Zaten insan medenî olduğu cihetle, şahsî ve içtimaî hayatını kurtarmak için, o kanun-u İlahîye muhtaçtır.
O vesileye müraat etmeyen veya tenbellikle namazı terkeden veyahut kıymetini bilmeyen;
ne kadar cahil, ne derece hâsir, ne kadar zararlı olduğunu
bilâhare anlar, ama iş işten geçer.
 

Yaakarii

Member
Namazlarımız bir cihette noksanlıgı şu ki...

Bir zaman, birtek tesbihin, birtek namazda, Sahabelerin tarz-ı telâkkisine yakın bir surette bana inkişafı, bir ay kadar ibadet derecesinde ehemmiyetli göründü; Sahabelerin yüksek kıymetini onunla anladım. Demek, bidâyet-i İslâmiyede kelimât-ı kudsiyenin verdiği feyiz ve nurun başka bir meziyeti var. Tazeliği haysiyetiyle başka bir letâfeti, bir tarâveti, bir lezzeti var ki, gaflet perdesi altında mürur-u zamanla gizlenir, azalır, perdelenir. Zât-ı Muhammediye (a.s.m.) ise, onları memba-ı hakikîsinden (Zât-ı Akdesten) turfanda, taze olarak, fevkalâde istidadıyla almış, emmiş, massetmiş. Bu sırra binaen, o zat, birtek tesbihten, başkasının bir sene ibadeti kadar feyiz alabilir.

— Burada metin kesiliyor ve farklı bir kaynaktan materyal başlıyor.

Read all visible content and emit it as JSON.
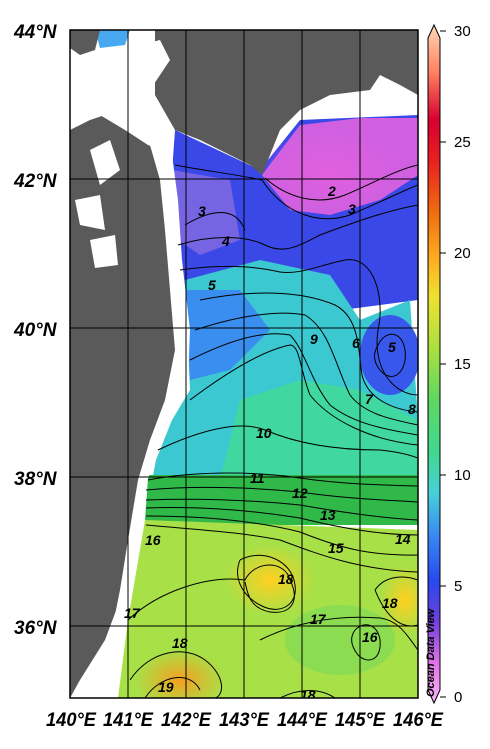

İşte bu nokta-i nazardan, zât-ı Muhammediye Aleyhissalâtü Vesselâmın, haddi ve nihayeti olmayan merâtib-i kemâlâtta ne derece terakki ettiğini kıyas et.
 

istiðna

Active member
Kainattaki bütün varlıklar; güneş, çayır, çimen, ağaçlar, zikir halindedir. Sürü halinde uçan kuşlar, dağlar, taşlar keyfiyeti bize meçhul bir tesbihat ile Allâh'a kulluk ederler. Bitkilerin ibadeti kıyam halinde; hayvanlarınki rükû halinde; cansız olarak isimlendirilen nesnelerinki de yere kapanmış vaziyette, yani secde halindedir. Sema ehlinin durumları da böyledir. Meleklerin bir kısmı kıyamda bir kısmı rükûda, bir kısmı secdede bir kısmı da tespih ve tehlil'de... Ancak Allah'ın mü'minlere bir miraç olarak ikram ettiği namaz ibadeti ise bütün ibadetlerin camî (tamamını bünyesinde barındıran) bir muhtevadadır.

Başına taçtır. Bedenine elbisedir. Önünde giden nurdur. İnsanlarla arasına getirilen bir perdedir. Rableri huzurunda mu'minlerin hüccetidir. Mizanda ağırlıktır. Sıratta geçiştir. Cennete anahtardır. Çünkü namaz tesbihtir, hamttır, tâzimdir, kırât ve duadır. Hasılı faziletli amellerin tümü, vaktinde kılınan namazdadır.